Grapevine Telegraph
While the “grapevine telegraph” has come to connote word-of-mouth social networks among the enslaved and their allies, it also evokes the technological network that shaped its practices. One neat summary of the grapevine comes from Scott Bond in From Slavery to Wealth (1917) who explains that
in the time of slavery there were many methods of communication among the slaves. Some of these methods were unique. Information was conveyed in many apparently mysterious ways. Sometimes, the methods known as the clothes-line Telegraph, sometimes the underground mail; at other times a code of signals would impart the desired news. All this remember in a way to keep the overseer in the dark as to what was going on. (199)

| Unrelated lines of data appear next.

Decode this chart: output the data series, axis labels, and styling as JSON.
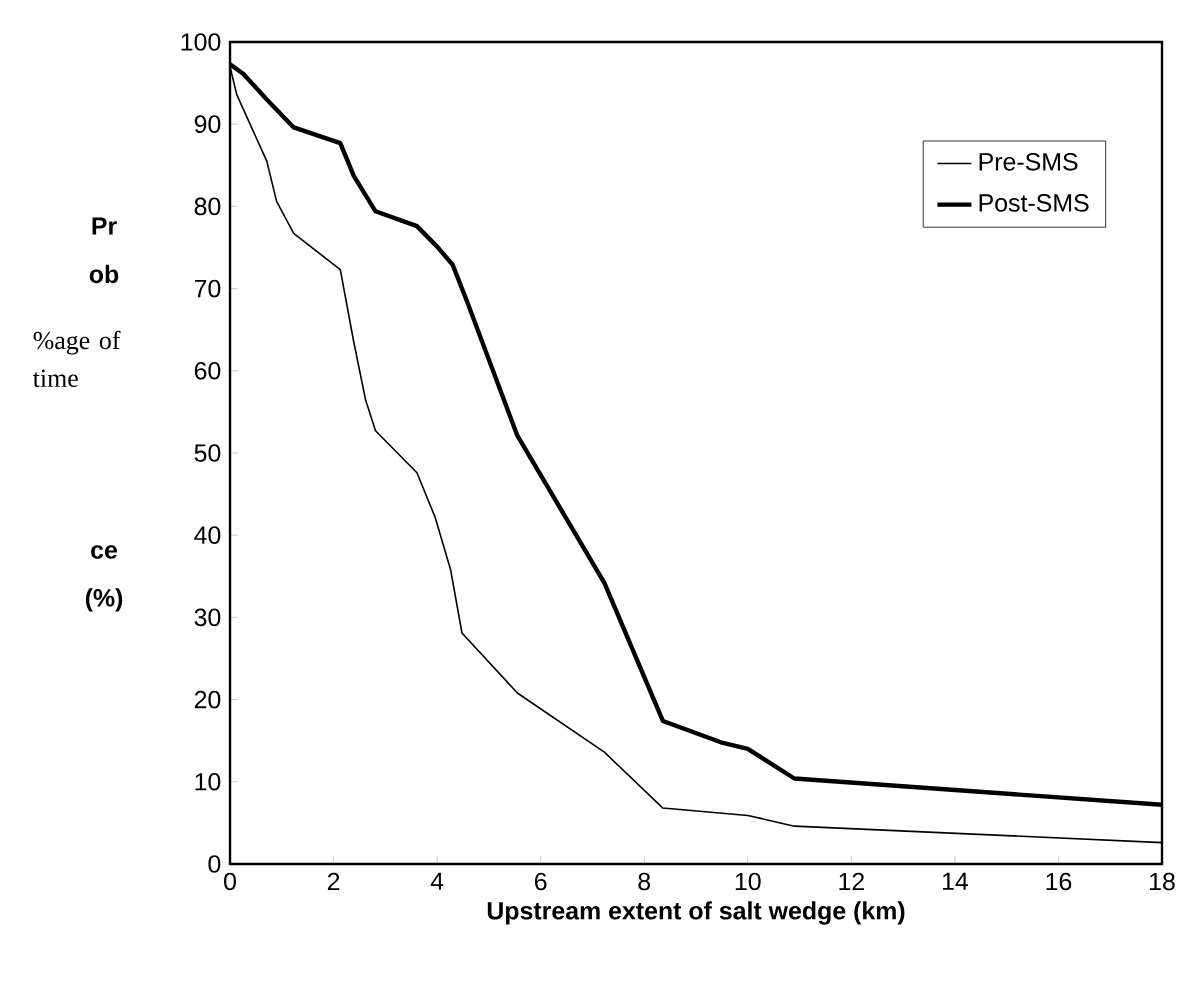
{
  "chart_data": {
    "type": "line",
    "xlabel": "Upstream extent of salt wedge (km)",
    "annotations": [
      "Pr",
      "ob",
      "%age of time",
      "ce",
      "(%)"
    ],
    "xlim": [
      0,
      18
    ],
    "xticks": [
      0,
      2,
      4,
      6,
      8,
      10,
      12,
      14,
      16,
      18
    ],
    "ylim": [
      0,
      100
    ],
    "yticks": [
      0,
      10,
      20,
      30,
      40,
      50,
      60,
      70,
      80,
      90,
      100
    ],
    "legend": "top right",
    "marker": "none",
    "line_style": "solid",
    "series": [
      {
        "name": "Pre-SMS",
        "color": "#000000",
        "x": [
          0,
          0.13,
          0.71,
          0.9,
          1.23,
          2.13,
          2.39,
          2.62,
          2.81,
          3.61,
          3.96,
          4.26,
          4.48,
          5.55,
          7.23,
          8.36,
          10,
          10.9,
          18
        ],
        "values": [
          97,
          93.6,
          85.5,
          80.6,
          76.7,
          72.3,
          63.5,
          56.4,
          52.7,
          47.6,
          42.2,
          35.8,
          28.1,
          20.8,
          13.6,
          6.8,
          5.9,
          4.6,
          2.6
        ]
      },
      {
        "name": "Post-SMS",
        "color": "#000000",
        "x": [
          0,
          0.26,
          0.71,
          1.23,
          2.13,
          2.39,
          2.81,
          3.61,
          4,
          4.3,
          4.58,
          5.55,
          7.23,
          8.36,
          9.48,
          10,
          10.9,
          18
        ],
        "values": [
          97.3,
          96.1,
          93,
          89.6,
          87.7,
          83.7,
          79.4,
          77.6,
          75.1,
          72.9,
          68.4,
          52.1,
          34.2,
          17.4,
          14.8,
          14,
          10.4,
          7.2
        ]
      }
    ]
  }
}
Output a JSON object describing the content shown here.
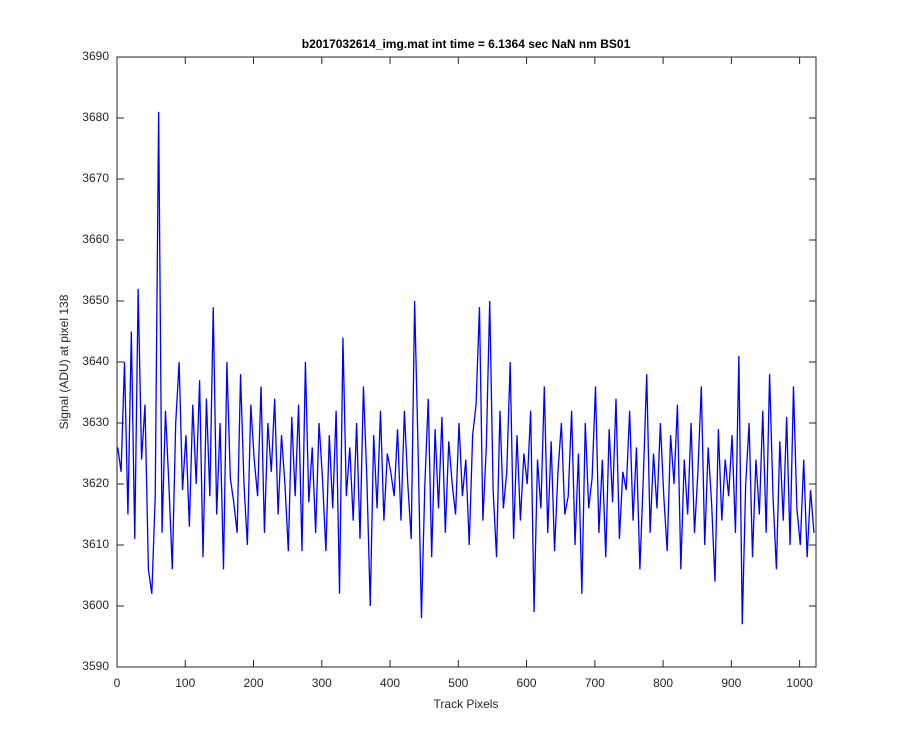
{
  "chart_data": {
    "type": "line",
    "title": "b2017032614_img.mat int time = 6.1364 sec  NaN nm BS01",
    "x_label": "Track Pixels",
    "y_label": "Signal (ADU) at pixel 138",
    "xlim": [
      0,
      1024
    ],
    "ylim": [
      3590,
      3690
    ],
    "xticks": [
      0,
      100,
      200,
      300,
      400,
      500,
      600,
      700,
      800,
      900,
      1000
    ],
    "yticks": [
      3590,
      3600,
      3610,
      3620,
      3630,
      3640,
      3650,
      3660,
      3670,
      3680,
      3690
    ],
    "x": [
      1,
      6,
      11,
      16,
      21,
      26,
      31,
      36,
      41,
      46,
      51,
      56,
      61,
      66,
      71,
      76,
      81,
      86,
      91,
      96,
      101,
      106,
      111,
      116,
      121,
      126,
      131,
      136,
      141,
      146,
      151,
      156,
      161,
      166,
      171,
      176,
      181,
      186,
      191,
      196,
      201,
      206,
      211,
      216,
      221,
      226,
      231,
      236,
      241,
      246,
      251,
      256,
      261,
      266,
      271,
      276,
      281,
      286,
      291,
      296,
      301,
      306,
      311,
      316,
      321,
      326,
      331,
      336,
      341,
      346,
      351,
      356,
      361,
      366,
      371,
      376,
      381,
      386,
      391,
      396,
      401,
      406,
      411,
      416,
      421,
      426,
      431,
      436,
      441,
      446,
      451,
      456,
      461,
      466,
      471,
      476,
      481,
      486,
      491,
      496,
      501,
      506,
      511,
      516,
      521,
      526,
      531,
      536,
      541,
      546,
      551,
      556,
      561,
      566,
      571,
      576,
      581,
      586,
      591,
      596,
      601,
      606,
      611,
      616,
      621,
      626,
      631,
      636,
      641,
      646,
      651,
      656,
      661,
      666,
      671,
      676,
      681,
      686,
      691,
      696,
      701,
      706,
      711,
      716,
      721,
      726,
      731,
      736,
      741,
      746,
      751,
      756,
      761,
      766,
      771,
      776,
      781,
      786,
      791,
      796,
      801,
      806,
      811,
      816,
      821,
      826,
      831,
      836,
      841,
      846,
      851,
      856,
      861,
      866,
      871,
      876,
      881,
      886,
      891,
      896,
      901,
      906,
      911,
      916,
      921,
      926,
      931,
      936,
      941,
      946,
      951,
      956,
      961,
      966,
      971,
      976,
      981,
      986,
      991,
      996,
      1001,
      1006,
      1011,
      1016,
      1021
    ],
    "series": [
      {
        "color": "#0000ff",
        "values": [
          3626,
          3622,
          3640,
          3615,
          3645,
          3611,
          3652,
          3624,
          3633,
          3606,
          3602,
          3618,
          3681,
          3612,
          3632,
          3620,
          3606,
          3630,
          3640,
          3619,
          3628,
          3613,
          3633,
          3620,
          3637,
          3608,
          3634,
          3618,
          3649,
          3615,
          3630,
          3606,
          3640,
          3621,
          3617,
          3612,
          3638,
          3620,
          3610,
          3633,
          3624,
          3618,
          3636,
          3612,
          3630,
          3622,
          3634,
          3615,
          3628,
          3620,
          3609,
          3631,
          3618,
          3633,
          3609,
          3640,
          3617,
          3626,
          3612,
          3630,
          3621,
          3609,
          3628,
          3616,
          3632,
          3602,
          3644,
          3618,
          3626,
          3614,
          3630,
          3611,
          3636,
          3621,
          3600,
          3628,
          3616,
          3632,
          3614,
          3625,
          3622,
          3618,
          3629,
          3614,
          3632,
          3620,
          3611,
          3650,
          3626,
          3598,
          3620,
          3634,
          3608,
          3629,
          3616,
          3631,
          3612,
          3627,
          3620,
          3615,
          3630,
          3618,
          3624,
          3610,
          3628,
          3633,
          3649,
          3614,
          3626,
          3650,
          3619,
          3608,
          3632,
          3616,
          3622,
          3640,
          3611,
          3628,
          3614,
          3625,
          3620,
          3632,
          3599,
          3624,
          3616,
          3636,
          3612,
          3627,
          3609,
          3622,
          3630,
          3615,
          3618,
          3632,
          3610,
          3625,
          3602,
          3630,
          3616,
          3621,
          3636,
          3612,
          3624,
          3608,
          3629,
          3617,
          3634,
          3611,
          3622,
          3619,
          3632,
          3614,
          3626,
          3606,
          3621,
          3638,
          3612,
          3625,
          3616,
          3630,
          3618,
          3609,
          3628,
          3620,
          3633,
          3606,
          3624,
          3615,
          3630,
          3612,
          3622,
          3636,
          3610,
          3626,
          3617,
          3604,
          3629,
          3614,
          3624,
          3618,
          3628,
          3612,
          3641,
          3597,
          3620,
          3630,
          3608,
          3624,
          3615,
          3632,
          3612,
          3638,
          3618,
          3606,
          3627,
          3614,
          3631,
          3610,
          3636,
          3616,
          3610,
          3624,
          3608,
          3619,
          3612
        ]
      }
    ]
  }
}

The telegraph network proudly proclaimed its presence across the American landscape, while the grapevine telegraph operated through coded gestures and furtive discourse (Cullen). Bond refers to one popular mode of the grapevine that made use of the “clothes-line” by communicating visual patterns of hung wash. In his (1856) autobiography, Charles Thompson describes the manner in which one enslaved person, estranged from his wife, would visit her on an adjacent plantation only when she hung “a certain garment in a particular spot,” indicating that “the coast was clear and no danger need be apprehended” (22). These clothes-line signals would have been as impervious as morse code to most observers, but the operators of the grapevine also strove to erase all physical records of their human “wires” and the signals they carried. This underscores the contrasting material presence of the telegraph network that according to many above accounts embodied and flaunted the history of white domination. The grapevine by contrast encoded its messages in mundane, domestic materials such that its history was constituted wholly in the minds of the participants.
Not only were the grapevine telegraph’s messages hidden in plain sight, but its messengers gathered their news through equally discrete methods, often collecting intelligence under the noses of disdainful masters. As Sergio A Lussana explains, this network enacted a form of “oppositional discourse” (135). Harry Smith recounts that when their masters would receive information—often through the literal telegraph—the “slaves would listen at the door,” which could risk “fifty lashes” (116). To initiate this information network was to verge upon self-destruction. Whereas the telegraph network had quickly become acclimated to the quotidian processes of American life, the tremendous risk of eavesdropping lent gravity to the social network of the enslaved and rendered its information precious to senders and recipients alike. In one account from William H. Robinson’s From Log Cabin to the Pulpit (1913), the grapevine even returned trustworthy news from California to North Carolina (17). In other words, we have some reason to believe that the urgency and peril of the grapevine telegraph inspired high-fidelity transmission across great distances.

Bibliography
Berlin, Ira. Generations of Captivity: A History of African-American Slaves. Harvard UP, 2003.
Cullen, Sarah. “‘Let Him Be Left to Feel His Way in the Dark;’ Frederick Douglass: White Surveillance and Dark Sousveillance.” Flynn and Mackay (2018): 191-206.
Gault, Erika. “‘My People Are Free!’: Theorizing the Digital Black Church,” Fire!!! 6 (2020): 1–16.
Lussana, Sergio A. “Enslaved Men, the Grapevine Telegraph, and the Underground Railroad.” My Brother Slaves: Friendship, Masculinity, and Resistance in the Antebellum South. Ed. Sergio A. Lussana. UP of Kentucky, 2016. 125–46.
Robinson, William H. From Log Cabin to the Pulpit: Or Fifteen Years in Slavery. Eau Claire, WI: The Author, 1913.
Rudd, Daniel A., and Theophilus Bond. From Slavery to Wealth: The Life of Scott Bond, the Rewards of Honesty, Industry, Economy and Perserverance. Madison, Ark.: The Authors, 1917.
Smith, Harry. Fifty Years of Slavery in the United States of America. Grand Rapids, MI: West Michigan, 1891.
Thompson, Charles, Biography of a Slave; Being the Experiences of Rev. Charles Thompson, a Preacher of the United Brethren Church, While a Slave in the South. Together with Startling Occurrences Incidental to Slave Life. Dayton, Ohio: United Brethren Publishing House, 1875.